Si
no recuerdo mal, este breve relato está contenido en un relato más
extenso, que forma parte de El hombre que sabía demasiado,
interesante libro de G. K. Chesterton
Si bajan a la Costa
de Berbería, donde se estrecha la última cuña de los bosques entre
el desierto y el gran mar sin mareas, oirán una extraña leyenda
sobre un santo de los siglos oscuros. Ahí, en el límite crepuscular
del continente oscuro, perduran los siglos oscuros. Sólo una vez he
visitado esa costa; y aunque está enfrente de la tranquila ciudad
italiana donde he vivido muchos años, la insensatez y la
trasmigración de la leyenda casi no me asombraron, ante la selva en
que retumbaban los leones y el oscuro desierto rojo. Dicen que el
ermitaño Securis, viviendo entre árboles, llegó a quererlos como a
amigos; pues, aunque eran grandes gigantes de muchos brazos, eran los
seres más inocentes y mansos; no devoraban como devoran los leones;
abrían los brazos a las aves. Rogó que los soltaran de tiempo en
tiempo para que anduvieran como las otras criaturas. Los árboles
caminaron con las plegarias de Securis, como antes con el canto de
Orfeo.

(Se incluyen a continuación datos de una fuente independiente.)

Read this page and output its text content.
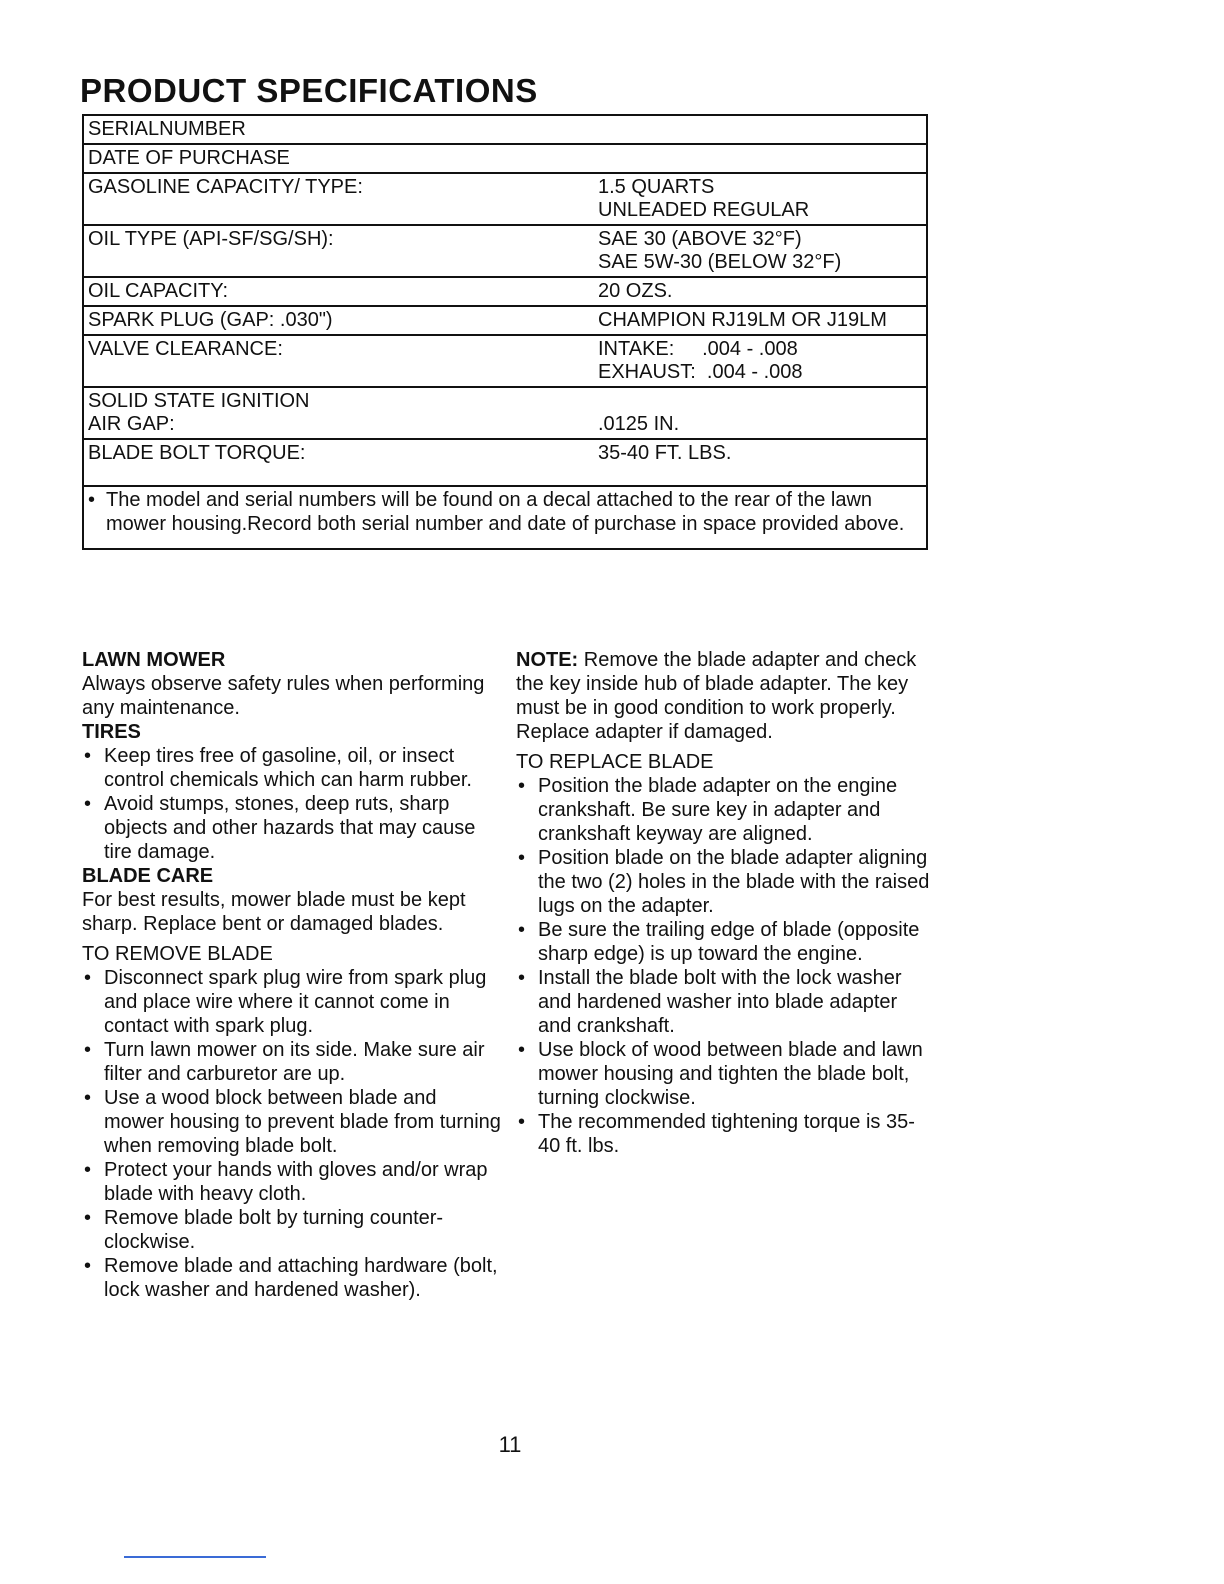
PRODUCT SPECIFICATIONS
SERIALNUMBER
DATE OF PURCHASE
GASOLINE CAPACITY/ TYPE:	1.5 QUARTS
UNLEADED REGULAR
OIL TYPE (API-SF/SG/SH):	SAE 30 (ABOVE 32°F)
SAE 5W-30 (BELOW 32°F)
OIL CAPACITY:	20 OZS.
SPARK PLUG (GAP: .030")	CHAMPION RJ19LM OR J19LM
VALVE CLEARANCE:	INTAKE:     .004 - .008
EXHAUST:  .004 - .008
SOLID STATE IGNITION
AIR GAP:	
.0125 IN.
BLADE BOLT TORQUE:	35-40 FT. LBS.
• The model and serial numbers will be found on a decal attached to the rear of the lawn mower housing.Record both serial number and date of purchase in space provided above.

LAWN MOWER

Always observe safety rules when performing any maintenance.

TIRES

• Keep tires free of gasoline, oil, or insect control chemicals which can harm rubber.
• Avoid stumps, stones, deep ruts, sharp objects and other hazards that may cause tire damage.

BLADE CARE

For best results, mower blade must be kept sharp. Replace bent or damaged blades.

TO REMOVE BLADE

• Disconnect spark plug wire from spark plug and place wire where it cannot come in contact with spark plug.
• Turn lawn mower on its side. Make sure air filter and carburetor are up.
• Use a wood block between blade and mower housing to prevent blade from turning when removing blade bolt.
• Protect your hands with gloves and/or wrap blade with heavy cloth.
• Remove blade bolt by turning counter-clockwise.
• Remove blade and attaching hardware (bolt, lock washer and hardened washer).

NOTE: Remove the blade adapter and check the key inside hub of blade adapter. The key must be in good condition to work properly. Replace adapter if damaged.

TO REPLACE BLADE

• Position the blade adapter on the engine crankshaft. Be sure key in adapter and crankshaft keyway are aligned.
• Position blade on the blade adapter aligning the two (2) holes in the blade with the raised lugs on the adapter.
• Be sure the trailing edge of blade (opposite sharp edge) is up toward the engine.
• Install the blade bolt with the lock washer and hardened washer into blade adapter and crankshaft.
• Use block of wood between blade and lawn mower housing and tighten the blade bolt, turning clockwise.
• The recommended tightening torque is 35-40 ft. lbs.
11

Los hombres del desierto se espantaban viendo a lo lejos el
paseo del monje y de su arboleda, como un maestro y sus alumnos. Los
árboles tenían esa libertad bajo una estricta disciplina; debían
regresar cuando sonara la campana del ermitaño y no imitar de los
animales sino el movimiento, no la voracidad ni la destrucción. Pero
uno de los árboles oyó una voz que no era la del monje; en la verde
penumbra calurosa de una tarde, algo se había posado y le hablaba,
algo que tenía la forma de un pájaro y que otra vez, en otra
soledad, tuvo la forma de una serpiente. La voz acabó por apagar el
susurro de las hojas, y el árbol sintió un vasto deseo de apresar a
los pájaros inocentes y de hacerlos pedazos. Al fin, el tentador lo
cubrió con los pájaros del orgullo, con la pompa estelar de los
pavos reales. El espíritu de la bestia venció al espíritu del
árbol, y éste desgarró y consumió a los pájaros azules, y
regresó después a la tranquila tribu de los árboles. Pero dicen
que cuando vino la primavera todos los árboles dieron hojas, salvo
este que dio plumas que eran estrelladas y azules. Y por esa
monstruosa asimilación, el pecado se reveló.